Revisão sistemática e estratégia de busca
COMO ELABORAR UMA REVISÃO SISTEMÁTICA?¹
FASE1: PLANEJAMENTO E PREPARAÇÃO
Como tudo na vida, planejar e preparar também são etapas importantes para a elaboração de uma revisão, seja de literatura ou sistemática. A seguir, serão apresentadas as etapas que compõem o processo de criação de uma revisão se acordo com Handbook da Cochrane (Higgins et al., 2024).
1 Definir a pergunta de pesquisa
“Quem não sabe o que pergunta, não entende o que encontra” – Immanuel Kant (adaptação)
O primeiro passo de uma pesquisa cientifica é especificar uma pergunta que seja factível de ser respondida, bem estruturada e tem um foco bem definido.

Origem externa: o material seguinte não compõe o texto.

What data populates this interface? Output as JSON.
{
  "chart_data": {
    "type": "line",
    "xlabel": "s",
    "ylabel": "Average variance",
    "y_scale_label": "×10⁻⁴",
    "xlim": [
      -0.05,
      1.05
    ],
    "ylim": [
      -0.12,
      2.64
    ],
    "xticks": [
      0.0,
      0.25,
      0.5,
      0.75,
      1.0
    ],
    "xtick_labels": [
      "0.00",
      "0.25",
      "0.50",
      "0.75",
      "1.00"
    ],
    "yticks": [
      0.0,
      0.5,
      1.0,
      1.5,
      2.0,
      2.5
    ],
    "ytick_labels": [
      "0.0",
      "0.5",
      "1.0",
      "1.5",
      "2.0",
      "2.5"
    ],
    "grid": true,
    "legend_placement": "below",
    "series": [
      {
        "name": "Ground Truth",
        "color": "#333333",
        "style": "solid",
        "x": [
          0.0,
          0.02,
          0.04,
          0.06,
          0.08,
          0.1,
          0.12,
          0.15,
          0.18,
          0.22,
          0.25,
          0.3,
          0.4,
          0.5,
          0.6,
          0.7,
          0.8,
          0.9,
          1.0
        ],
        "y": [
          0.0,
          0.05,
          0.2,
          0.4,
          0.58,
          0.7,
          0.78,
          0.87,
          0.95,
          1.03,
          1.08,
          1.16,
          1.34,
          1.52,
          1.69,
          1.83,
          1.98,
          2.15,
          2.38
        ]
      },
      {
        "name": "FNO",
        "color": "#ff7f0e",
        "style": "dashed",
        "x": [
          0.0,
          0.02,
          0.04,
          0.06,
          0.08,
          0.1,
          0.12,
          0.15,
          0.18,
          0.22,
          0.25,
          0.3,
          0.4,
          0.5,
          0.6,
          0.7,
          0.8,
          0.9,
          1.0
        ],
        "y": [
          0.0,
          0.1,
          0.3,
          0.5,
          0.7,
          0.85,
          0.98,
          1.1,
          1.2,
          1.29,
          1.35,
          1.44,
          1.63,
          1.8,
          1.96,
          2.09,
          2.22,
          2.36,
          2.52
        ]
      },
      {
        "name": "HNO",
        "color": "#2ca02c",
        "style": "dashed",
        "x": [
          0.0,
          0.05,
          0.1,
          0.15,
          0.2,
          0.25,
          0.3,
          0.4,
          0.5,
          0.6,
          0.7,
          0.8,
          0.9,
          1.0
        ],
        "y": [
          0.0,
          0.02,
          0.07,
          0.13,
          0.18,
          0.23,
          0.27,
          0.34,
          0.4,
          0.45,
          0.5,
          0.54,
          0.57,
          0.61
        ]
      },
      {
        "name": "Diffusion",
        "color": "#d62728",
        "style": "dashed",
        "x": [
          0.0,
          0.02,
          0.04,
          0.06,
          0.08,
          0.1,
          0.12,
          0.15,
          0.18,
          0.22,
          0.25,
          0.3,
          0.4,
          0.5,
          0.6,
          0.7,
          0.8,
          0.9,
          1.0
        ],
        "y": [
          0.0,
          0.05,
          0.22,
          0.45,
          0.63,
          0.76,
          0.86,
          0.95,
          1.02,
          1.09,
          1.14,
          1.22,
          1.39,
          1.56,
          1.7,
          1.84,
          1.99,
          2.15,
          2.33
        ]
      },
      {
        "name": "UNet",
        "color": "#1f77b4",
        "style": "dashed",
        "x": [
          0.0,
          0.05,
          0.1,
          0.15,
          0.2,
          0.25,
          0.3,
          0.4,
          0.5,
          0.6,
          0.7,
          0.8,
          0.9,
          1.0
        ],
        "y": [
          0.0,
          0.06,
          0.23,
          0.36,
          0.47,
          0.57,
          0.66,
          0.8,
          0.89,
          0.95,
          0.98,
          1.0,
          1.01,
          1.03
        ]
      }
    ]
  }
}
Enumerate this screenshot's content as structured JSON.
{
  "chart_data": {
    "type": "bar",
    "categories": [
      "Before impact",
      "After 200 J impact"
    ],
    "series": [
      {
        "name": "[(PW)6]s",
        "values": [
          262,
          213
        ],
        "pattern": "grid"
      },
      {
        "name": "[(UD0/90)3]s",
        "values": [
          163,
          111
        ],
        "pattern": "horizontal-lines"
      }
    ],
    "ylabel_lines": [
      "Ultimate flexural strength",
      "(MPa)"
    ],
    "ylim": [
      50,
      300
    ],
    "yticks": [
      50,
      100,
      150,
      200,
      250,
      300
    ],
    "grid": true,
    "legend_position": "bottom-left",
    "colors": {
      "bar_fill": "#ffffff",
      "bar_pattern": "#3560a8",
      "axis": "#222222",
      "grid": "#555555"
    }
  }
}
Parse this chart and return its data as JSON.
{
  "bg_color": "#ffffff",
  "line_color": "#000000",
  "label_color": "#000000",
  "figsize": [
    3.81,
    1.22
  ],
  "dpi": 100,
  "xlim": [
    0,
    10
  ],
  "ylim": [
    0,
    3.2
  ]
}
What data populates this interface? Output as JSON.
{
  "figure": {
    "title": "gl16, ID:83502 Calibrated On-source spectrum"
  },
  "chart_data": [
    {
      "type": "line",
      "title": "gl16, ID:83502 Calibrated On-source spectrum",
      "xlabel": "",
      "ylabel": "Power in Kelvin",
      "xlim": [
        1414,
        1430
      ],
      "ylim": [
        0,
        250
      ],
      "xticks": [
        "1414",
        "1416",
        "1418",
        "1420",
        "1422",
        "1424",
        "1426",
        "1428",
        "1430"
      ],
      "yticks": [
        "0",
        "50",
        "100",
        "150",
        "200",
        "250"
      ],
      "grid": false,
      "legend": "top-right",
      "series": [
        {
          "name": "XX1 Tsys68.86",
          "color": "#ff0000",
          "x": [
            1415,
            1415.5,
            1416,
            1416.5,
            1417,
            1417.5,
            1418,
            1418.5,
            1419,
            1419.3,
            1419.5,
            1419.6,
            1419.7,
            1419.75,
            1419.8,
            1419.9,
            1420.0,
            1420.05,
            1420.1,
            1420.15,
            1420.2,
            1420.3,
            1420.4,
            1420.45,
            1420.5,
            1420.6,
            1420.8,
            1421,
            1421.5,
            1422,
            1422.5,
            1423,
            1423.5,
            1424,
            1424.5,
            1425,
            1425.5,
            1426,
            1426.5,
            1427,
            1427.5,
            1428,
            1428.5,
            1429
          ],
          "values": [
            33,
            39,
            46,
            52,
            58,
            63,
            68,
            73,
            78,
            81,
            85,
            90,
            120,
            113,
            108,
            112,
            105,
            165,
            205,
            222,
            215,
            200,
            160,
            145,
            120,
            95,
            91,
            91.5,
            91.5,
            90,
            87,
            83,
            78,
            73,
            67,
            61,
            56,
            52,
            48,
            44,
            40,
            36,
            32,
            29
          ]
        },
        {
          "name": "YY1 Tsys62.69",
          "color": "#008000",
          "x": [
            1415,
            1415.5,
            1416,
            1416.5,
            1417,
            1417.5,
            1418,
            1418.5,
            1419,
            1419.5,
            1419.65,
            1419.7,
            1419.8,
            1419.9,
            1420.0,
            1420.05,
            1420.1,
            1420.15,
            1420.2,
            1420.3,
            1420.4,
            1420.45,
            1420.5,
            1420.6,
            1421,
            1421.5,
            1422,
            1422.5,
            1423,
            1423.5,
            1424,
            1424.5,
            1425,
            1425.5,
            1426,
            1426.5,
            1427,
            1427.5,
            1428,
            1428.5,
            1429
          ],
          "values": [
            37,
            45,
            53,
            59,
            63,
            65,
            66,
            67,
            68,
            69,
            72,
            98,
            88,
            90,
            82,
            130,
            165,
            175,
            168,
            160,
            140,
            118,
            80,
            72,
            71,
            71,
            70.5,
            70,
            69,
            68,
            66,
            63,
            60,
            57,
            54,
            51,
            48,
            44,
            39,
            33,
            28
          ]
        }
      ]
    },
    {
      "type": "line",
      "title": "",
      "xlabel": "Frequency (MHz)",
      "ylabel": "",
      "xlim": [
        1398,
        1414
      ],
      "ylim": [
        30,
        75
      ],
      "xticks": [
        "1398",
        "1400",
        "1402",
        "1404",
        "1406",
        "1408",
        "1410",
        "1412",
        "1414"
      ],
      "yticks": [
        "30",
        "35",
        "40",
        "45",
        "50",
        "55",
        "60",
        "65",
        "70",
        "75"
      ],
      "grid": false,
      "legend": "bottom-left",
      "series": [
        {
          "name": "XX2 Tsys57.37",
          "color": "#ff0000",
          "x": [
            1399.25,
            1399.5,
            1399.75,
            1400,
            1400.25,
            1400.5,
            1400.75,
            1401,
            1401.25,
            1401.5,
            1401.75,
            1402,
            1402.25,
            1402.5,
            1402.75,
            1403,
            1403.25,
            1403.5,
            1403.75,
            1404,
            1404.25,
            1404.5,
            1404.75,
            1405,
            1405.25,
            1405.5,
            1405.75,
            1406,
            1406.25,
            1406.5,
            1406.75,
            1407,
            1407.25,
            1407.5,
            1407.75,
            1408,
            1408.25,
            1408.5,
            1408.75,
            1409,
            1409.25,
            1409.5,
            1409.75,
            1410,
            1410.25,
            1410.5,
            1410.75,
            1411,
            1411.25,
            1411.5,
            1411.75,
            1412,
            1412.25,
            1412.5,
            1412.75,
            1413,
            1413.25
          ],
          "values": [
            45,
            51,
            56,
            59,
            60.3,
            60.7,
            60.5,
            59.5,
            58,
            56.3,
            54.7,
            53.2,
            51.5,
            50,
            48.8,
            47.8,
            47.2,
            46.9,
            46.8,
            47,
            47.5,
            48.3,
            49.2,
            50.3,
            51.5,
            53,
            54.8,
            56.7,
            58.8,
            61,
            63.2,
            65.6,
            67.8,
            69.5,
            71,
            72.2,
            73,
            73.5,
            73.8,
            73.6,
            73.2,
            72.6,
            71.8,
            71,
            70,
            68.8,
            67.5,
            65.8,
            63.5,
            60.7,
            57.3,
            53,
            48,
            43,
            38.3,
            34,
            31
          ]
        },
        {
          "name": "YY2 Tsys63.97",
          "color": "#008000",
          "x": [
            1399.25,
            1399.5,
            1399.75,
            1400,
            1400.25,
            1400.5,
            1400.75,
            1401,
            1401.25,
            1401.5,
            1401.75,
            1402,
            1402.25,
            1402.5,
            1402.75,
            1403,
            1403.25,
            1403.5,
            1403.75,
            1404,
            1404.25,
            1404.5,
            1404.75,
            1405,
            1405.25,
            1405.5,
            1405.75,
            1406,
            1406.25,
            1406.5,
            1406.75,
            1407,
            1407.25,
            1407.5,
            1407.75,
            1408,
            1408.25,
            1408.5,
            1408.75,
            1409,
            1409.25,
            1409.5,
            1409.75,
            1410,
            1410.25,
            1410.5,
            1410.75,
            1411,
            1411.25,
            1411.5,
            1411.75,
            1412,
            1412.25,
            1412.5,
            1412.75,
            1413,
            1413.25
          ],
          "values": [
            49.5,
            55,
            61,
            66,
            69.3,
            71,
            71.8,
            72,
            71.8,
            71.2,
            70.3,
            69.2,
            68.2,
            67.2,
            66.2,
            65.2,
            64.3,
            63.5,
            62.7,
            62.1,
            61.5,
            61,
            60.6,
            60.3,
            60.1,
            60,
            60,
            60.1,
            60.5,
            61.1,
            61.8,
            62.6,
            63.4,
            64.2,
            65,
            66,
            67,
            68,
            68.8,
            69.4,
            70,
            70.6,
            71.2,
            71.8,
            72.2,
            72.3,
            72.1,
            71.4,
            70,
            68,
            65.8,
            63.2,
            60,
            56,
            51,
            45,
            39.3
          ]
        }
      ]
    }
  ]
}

- Acrônimo FINER: O acrônimo FINER, ele mostra pontos importantes na elaboração da pergunta: se a pergunta é factível, se é interessante, se é nova, se é ética e se é relevante. Assim, reflita sobre sua pergunta.
Quadro 1 – Acronimo FINER

Fonte: Adaptado de Nogueira (2024)
- A estrutura PICO (ou PICOS, incluindo Study design) é amplamente utilizada para refinar a pergunta:
P : problema, população e paciente
I : intervenção/exposição
C : comparação/controle (ex.: placebo, outro tratamento, nenhum tratamento)
O : Outcome/Desfecho
S : Study Design (ex.: ensaios clínicos randomizados, estudos de coorte)?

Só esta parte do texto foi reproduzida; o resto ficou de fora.